Much fuss has been made over the New Brunswick school that didn’t begin every day by playing the national anthem.
Let me tell you, as someone not far removed from secondary school, standing for the national anthem every morning, sleep deprived and irritable, did nothing to build my patriotism.
The jingoistic patriotism that can be distilled to a celebration of military conquests, national anthems, and a blind belief in national superiority is dangerous. It makes for a kind of nationalist narcissism. Think of a person who is excessively boastful: he or she projects high-self esteem, but in reality it is fragile. I suspect the same trend – a shrinking and increasingly marginalized white working class – is behind this insecure patriotism in Canada as in the United States.

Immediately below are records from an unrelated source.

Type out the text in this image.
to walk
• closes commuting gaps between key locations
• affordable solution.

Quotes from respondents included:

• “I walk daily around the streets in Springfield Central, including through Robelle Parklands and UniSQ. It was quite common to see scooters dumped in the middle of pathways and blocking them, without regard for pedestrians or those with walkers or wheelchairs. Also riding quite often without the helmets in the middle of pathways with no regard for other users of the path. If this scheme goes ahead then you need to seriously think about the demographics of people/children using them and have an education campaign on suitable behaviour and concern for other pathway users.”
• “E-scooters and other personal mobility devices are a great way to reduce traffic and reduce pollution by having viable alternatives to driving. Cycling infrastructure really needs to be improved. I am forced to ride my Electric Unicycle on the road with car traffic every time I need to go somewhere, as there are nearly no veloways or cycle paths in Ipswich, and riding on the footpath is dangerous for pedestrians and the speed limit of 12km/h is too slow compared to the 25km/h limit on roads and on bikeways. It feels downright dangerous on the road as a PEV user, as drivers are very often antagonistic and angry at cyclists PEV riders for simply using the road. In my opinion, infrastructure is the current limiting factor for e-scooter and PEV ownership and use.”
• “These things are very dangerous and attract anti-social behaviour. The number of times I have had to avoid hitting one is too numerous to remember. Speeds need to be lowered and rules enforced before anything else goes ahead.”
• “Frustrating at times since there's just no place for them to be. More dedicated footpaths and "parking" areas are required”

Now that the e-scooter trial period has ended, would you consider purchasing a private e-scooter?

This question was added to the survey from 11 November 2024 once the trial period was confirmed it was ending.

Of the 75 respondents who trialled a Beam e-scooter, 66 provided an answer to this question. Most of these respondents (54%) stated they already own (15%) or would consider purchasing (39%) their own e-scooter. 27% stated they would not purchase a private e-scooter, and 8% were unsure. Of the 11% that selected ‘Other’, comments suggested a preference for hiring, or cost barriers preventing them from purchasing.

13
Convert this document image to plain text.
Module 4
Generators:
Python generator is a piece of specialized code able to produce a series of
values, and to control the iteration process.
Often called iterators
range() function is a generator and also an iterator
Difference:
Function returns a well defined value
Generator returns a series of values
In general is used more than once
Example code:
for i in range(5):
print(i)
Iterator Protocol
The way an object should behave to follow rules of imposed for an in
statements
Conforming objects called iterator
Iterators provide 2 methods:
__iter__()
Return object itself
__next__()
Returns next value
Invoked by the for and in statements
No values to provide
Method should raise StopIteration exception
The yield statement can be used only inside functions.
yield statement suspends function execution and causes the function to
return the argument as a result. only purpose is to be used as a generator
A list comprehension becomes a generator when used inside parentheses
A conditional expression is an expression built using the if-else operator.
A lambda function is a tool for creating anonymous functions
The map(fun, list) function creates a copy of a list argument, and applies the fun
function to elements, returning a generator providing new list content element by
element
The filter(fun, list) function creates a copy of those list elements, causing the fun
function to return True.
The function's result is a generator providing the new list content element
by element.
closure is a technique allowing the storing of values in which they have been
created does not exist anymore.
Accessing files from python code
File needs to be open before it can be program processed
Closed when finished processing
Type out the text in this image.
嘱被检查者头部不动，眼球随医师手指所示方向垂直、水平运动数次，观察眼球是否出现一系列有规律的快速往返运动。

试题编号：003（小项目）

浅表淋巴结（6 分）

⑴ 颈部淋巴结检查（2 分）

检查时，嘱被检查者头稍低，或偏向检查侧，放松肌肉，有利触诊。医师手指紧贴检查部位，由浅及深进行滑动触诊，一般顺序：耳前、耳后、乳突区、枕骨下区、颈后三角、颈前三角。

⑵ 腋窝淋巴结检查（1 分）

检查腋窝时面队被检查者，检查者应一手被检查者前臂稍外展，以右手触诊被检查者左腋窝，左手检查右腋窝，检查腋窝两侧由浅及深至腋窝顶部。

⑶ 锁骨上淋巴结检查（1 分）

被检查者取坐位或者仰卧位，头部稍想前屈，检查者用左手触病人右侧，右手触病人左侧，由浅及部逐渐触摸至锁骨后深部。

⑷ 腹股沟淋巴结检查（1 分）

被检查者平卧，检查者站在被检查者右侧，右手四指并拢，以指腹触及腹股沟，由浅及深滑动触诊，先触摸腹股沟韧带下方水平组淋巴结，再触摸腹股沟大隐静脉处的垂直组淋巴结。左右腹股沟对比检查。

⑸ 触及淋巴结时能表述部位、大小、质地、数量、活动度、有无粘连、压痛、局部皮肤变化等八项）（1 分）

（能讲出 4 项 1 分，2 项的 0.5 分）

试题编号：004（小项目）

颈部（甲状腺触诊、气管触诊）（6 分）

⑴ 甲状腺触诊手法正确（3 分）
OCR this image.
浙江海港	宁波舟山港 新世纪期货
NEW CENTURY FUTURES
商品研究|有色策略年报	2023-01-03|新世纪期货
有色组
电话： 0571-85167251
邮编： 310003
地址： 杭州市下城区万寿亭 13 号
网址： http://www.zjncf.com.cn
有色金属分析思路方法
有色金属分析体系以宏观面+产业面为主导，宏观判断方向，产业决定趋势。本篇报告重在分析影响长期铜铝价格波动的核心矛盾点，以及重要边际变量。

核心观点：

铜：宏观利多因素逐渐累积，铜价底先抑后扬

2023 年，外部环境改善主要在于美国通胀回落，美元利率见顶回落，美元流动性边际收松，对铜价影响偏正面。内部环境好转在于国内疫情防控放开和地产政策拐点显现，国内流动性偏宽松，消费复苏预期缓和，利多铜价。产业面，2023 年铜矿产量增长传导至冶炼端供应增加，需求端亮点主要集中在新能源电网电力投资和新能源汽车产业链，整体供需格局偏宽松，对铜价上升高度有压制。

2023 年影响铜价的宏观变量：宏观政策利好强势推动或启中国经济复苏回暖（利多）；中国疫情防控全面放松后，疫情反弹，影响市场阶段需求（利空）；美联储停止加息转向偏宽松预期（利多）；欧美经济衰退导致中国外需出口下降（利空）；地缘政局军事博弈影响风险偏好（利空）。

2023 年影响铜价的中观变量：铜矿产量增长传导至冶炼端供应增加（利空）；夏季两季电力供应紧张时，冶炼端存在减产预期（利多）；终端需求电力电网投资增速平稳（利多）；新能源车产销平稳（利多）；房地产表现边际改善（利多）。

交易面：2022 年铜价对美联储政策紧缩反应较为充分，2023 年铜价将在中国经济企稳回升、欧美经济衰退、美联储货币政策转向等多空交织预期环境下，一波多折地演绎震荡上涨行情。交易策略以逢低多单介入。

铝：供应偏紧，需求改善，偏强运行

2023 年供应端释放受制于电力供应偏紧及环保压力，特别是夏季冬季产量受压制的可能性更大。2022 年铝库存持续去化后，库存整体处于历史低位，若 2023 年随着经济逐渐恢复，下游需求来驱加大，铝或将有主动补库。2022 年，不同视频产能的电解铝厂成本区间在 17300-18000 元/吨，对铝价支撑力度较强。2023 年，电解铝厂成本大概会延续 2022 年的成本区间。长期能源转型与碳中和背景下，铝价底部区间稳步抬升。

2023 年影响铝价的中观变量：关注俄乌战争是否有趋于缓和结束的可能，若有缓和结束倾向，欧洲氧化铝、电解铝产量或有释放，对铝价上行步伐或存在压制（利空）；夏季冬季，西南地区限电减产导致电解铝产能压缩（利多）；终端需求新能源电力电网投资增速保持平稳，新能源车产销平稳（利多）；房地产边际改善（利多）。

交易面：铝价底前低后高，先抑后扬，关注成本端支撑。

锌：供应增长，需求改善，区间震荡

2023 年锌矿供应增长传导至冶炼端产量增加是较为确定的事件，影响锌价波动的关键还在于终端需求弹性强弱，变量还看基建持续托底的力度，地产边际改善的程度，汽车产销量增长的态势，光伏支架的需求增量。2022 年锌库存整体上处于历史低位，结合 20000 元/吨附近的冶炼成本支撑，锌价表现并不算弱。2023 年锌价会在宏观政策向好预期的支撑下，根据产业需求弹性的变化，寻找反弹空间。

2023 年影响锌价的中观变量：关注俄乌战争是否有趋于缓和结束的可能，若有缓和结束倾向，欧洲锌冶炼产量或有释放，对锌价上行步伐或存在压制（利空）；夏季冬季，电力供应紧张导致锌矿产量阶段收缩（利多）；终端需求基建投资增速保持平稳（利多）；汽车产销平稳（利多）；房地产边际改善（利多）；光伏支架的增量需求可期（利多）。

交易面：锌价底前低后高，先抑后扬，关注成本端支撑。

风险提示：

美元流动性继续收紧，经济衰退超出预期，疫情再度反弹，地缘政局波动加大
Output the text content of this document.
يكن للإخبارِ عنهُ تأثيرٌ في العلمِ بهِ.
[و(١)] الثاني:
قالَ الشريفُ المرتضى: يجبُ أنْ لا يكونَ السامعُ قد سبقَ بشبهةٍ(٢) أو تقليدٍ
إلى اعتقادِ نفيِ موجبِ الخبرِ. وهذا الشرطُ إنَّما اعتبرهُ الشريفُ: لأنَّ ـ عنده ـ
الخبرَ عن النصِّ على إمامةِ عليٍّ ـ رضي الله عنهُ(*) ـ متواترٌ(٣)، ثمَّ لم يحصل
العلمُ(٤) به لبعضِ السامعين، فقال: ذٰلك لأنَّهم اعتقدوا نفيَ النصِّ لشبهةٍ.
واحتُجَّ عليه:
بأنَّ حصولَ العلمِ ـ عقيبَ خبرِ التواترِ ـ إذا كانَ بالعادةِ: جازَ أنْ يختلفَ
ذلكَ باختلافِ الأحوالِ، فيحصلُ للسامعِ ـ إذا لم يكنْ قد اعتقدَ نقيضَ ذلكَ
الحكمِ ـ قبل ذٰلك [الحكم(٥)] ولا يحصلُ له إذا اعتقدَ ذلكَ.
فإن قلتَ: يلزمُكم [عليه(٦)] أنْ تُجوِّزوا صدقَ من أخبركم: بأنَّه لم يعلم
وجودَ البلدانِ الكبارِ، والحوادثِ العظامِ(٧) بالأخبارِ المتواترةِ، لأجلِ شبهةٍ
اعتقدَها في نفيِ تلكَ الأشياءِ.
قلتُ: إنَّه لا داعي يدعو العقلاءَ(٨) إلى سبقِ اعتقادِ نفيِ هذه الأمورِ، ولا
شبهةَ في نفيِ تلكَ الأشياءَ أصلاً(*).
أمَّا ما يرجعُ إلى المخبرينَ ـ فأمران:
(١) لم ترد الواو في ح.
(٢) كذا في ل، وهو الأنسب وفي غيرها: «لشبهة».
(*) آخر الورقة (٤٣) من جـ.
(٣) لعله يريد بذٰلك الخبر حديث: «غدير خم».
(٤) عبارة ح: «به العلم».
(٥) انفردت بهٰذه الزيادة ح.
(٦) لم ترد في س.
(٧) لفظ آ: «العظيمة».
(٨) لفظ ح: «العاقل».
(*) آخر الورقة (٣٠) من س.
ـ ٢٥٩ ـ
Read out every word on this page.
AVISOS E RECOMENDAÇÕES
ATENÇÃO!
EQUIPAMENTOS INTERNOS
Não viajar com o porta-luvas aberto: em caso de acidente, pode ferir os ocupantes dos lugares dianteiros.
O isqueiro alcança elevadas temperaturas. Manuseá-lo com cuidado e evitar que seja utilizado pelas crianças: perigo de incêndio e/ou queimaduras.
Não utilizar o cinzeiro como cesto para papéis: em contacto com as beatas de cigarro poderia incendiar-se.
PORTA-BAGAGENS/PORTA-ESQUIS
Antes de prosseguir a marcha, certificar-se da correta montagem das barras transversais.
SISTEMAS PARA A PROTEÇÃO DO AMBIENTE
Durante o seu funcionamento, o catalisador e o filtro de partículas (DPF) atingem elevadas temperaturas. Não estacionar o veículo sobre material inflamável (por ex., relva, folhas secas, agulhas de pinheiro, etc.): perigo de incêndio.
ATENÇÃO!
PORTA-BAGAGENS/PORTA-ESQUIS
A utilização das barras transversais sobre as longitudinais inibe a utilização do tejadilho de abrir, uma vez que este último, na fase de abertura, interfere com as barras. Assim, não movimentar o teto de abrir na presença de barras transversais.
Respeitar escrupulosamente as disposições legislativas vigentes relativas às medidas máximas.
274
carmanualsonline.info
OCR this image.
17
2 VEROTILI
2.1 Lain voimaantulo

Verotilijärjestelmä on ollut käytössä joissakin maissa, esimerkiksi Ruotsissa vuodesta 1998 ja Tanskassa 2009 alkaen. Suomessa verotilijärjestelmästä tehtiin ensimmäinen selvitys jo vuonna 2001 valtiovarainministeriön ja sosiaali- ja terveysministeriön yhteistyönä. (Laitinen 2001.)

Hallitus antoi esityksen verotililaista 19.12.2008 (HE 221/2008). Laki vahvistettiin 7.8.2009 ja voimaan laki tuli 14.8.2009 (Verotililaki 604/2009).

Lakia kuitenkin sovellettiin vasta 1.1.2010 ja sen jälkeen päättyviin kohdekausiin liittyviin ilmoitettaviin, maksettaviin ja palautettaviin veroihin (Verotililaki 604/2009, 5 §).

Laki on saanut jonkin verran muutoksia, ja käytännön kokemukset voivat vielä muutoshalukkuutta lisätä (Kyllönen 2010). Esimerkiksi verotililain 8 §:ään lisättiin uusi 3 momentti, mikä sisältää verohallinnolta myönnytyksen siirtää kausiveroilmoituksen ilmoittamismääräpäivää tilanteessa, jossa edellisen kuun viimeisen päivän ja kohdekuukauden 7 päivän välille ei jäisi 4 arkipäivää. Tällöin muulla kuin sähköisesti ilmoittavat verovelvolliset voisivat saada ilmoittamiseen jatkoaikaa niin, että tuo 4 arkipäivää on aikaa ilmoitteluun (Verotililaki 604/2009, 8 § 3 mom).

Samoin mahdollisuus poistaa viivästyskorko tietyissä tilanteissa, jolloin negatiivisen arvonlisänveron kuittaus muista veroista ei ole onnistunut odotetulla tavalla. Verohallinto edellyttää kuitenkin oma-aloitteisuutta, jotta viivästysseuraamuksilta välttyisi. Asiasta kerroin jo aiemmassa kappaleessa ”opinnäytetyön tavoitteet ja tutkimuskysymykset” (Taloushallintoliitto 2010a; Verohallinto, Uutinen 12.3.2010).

Recently, the Premier of Saskatchewan asserted that his province “is the best province in the best country in the world.” I think this demonstrates how absurd these kinds of statements can be. By what measure is Saskatchewan better than any other province? Maybe it is because all of the Premier’s friends and family can be found in Saskatchewan. It’s a good province, no question, but it’s not the best.
I consider myself a fan of Canada. I wouldn’t want to be a citizen anywhere else. We have achieved some remarkable things, not least of which are the sustained coexistence of French and English, our compassionate provision of social services, and the reasonably successful implementation of multiculturalism.
At the same time, I can recognize that we are terribly wasteful, the indigenous peoples have been treated horrifically, our social services can be improved, our economic performance could be better, and our actions on the global stage are not very important. None of this makes me unpatriotic.
Just as Saskatchewan is only a good province, Canada is only a good country. Canada is not the best country in the world any more than the US, France, or Iran. But I wouldn’t trade it for any other.